Come se non bastasse, a Coimbra, lo stesso Draghi si è mostrato assai pessimista circa la ripresa dell'inflazione, non escludendo una nuova stagione di politiche monetarie accomodanti, con riduzione dei tassi di interesse ed acquisti di titoli sul modello del Qe.

Anche dall'altra parte dell'Oceano, il Presidente della Federal Reserve Jerome Powell, mentre ha confermato che i quattro aumenti dei tassi di interesse non sono stati un errore, e pur smentendo l'intenzione di tagliarli nuovamente nella prossima riunione del FOMC, è molto cauto sulle prospettiva: di aumentarli ancora, come pure di era previsto fino a dicembre scorso, non se ne parla più.

Tutti, a Bruxelles, ora hanno timore di provocare un guaio sui mercati, mettendo l'Italia con le spalle al muro richiedendole comunque una manovra correttiva: sarebbe la strada maestra per una nuova pericolosa recessione, non solo italiana ma europea.

Neppure sui mercati c'è voglia di scommettere contro l'Italia: prova ne sia che dopo le parole di Draghi a Coimbra anche gli spread sul debito pubblico italiano sono scesi.

La verità è che un po' tutti si stanno rendendo conto che la strada intrapresa negli scorsi dieci anni è senza uscita: gli Stati, con la disciplina fiscale cui sono sottoposti, non riescono a svolgere una funzione anticiclica, lasciata solo nelle mani della politica monetaria.
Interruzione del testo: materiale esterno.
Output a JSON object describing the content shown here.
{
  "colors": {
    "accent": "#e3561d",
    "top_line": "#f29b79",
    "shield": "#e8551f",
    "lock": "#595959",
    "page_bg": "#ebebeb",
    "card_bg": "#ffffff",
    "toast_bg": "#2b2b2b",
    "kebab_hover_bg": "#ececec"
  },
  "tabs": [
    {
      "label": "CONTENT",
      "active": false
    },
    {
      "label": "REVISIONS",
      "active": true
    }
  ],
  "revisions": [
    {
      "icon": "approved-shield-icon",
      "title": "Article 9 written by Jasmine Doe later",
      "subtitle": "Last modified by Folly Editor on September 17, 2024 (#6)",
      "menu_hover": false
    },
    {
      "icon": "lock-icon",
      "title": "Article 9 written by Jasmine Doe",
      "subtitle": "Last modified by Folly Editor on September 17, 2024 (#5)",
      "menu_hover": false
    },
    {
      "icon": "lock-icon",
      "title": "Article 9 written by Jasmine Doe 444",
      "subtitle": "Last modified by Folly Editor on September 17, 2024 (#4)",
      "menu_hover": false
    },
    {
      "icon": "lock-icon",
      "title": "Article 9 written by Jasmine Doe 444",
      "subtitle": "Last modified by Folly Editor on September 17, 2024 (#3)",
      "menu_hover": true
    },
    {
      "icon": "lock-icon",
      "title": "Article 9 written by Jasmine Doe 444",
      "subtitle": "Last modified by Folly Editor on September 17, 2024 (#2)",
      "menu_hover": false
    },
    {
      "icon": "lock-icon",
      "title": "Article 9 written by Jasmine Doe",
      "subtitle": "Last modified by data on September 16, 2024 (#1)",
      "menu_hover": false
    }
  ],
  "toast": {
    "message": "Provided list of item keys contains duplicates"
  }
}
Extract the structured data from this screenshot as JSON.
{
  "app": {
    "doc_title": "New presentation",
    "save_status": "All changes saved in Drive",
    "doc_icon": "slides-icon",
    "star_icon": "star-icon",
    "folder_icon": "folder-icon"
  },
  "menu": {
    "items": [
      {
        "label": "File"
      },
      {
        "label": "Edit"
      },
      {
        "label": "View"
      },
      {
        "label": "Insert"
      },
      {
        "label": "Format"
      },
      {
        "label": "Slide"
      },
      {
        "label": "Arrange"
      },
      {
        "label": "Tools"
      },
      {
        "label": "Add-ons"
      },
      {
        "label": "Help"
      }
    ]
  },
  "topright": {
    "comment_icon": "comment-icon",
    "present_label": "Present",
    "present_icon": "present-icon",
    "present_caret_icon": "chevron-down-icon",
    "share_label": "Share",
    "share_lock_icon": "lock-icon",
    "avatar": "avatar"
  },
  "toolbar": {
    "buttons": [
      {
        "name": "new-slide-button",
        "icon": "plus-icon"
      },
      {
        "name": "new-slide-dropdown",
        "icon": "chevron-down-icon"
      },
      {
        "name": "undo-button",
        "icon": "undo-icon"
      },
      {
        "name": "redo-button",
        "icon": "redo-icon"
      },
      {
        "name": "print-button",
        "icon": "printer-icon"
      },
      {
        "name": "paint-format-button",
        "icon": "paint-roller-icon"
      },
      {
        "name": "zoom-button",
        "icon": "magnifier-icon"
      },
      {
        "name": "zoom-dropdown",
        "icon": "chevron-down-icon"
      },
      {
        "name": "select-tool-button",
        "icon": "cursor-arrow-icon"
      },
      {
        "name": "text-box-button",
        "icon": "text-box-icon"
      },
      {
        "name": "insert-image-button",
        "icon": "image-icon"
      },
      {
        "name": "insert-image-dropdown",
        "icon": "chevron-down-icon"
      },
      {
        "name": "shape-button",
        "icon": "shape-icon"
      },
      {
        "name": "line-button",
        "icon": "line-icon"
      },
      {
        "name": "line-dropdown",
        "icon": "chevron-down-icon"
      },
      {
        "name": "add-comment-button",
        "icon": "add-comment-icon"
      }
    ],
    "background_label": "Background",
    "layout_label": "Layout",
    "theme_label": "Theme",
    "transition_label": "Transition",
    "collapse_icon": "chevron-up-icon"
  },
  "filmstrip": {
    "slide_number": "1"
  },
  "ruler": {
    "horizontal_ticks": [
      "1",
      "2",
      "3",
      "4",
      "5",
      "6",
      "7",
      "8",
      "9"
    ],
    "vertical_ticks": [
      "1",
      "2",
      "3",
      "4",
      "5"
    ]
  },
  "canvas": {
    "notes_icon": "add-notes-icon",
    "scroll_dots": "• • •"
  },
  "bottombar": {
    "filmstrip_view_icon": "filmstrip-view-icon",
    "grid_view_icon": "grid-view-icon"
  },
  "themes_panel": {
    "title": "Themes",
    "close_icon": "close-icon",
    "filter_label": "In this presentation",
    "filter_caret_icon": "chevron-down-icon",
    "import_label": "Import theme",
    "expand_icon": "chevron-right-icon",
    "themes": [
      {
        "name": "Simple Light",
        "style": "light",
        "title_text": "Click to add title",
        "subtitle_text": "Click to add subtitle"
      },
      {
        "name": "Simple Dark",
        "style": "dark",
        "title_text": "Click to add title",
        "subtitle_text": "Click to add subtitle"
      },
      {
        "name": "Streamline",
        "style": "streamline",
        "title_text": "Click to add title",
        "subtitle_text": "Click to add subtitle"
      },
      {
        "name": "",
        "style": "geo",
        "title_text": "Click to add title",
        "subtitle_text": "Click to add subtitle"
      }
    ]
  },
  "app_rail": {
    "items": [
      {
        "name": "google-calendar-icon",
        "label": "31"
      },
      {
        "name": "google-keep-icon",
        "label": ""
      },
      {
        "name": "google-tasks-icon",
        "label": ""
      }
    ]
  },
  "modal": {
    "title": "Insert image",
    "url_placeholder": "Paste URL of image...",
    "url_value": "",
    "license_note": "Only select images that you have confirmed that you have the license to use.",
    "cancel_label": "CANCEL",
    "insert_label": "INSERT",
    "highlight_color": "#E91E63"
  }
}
Ma questa ha effetto solo sul valore degli asset finanziari, mentre non riesce né ad influire sull'inflazione né sulla ripresa dell'economia reale.

Anche Paolo Savona, ex Ministro per le politiche europee ed ora Presidente della Consob, ha auspicato di recente l'apertura di un dialogo "alto" con l'Europa.

Siamo ad uno snodo, cruciale.

Bisogna costruire strategie nuove.

I soliti picchiatori sono improvvisamente ammutoliti.

Quante colombe, ora, a Bruxelles e Francoforte.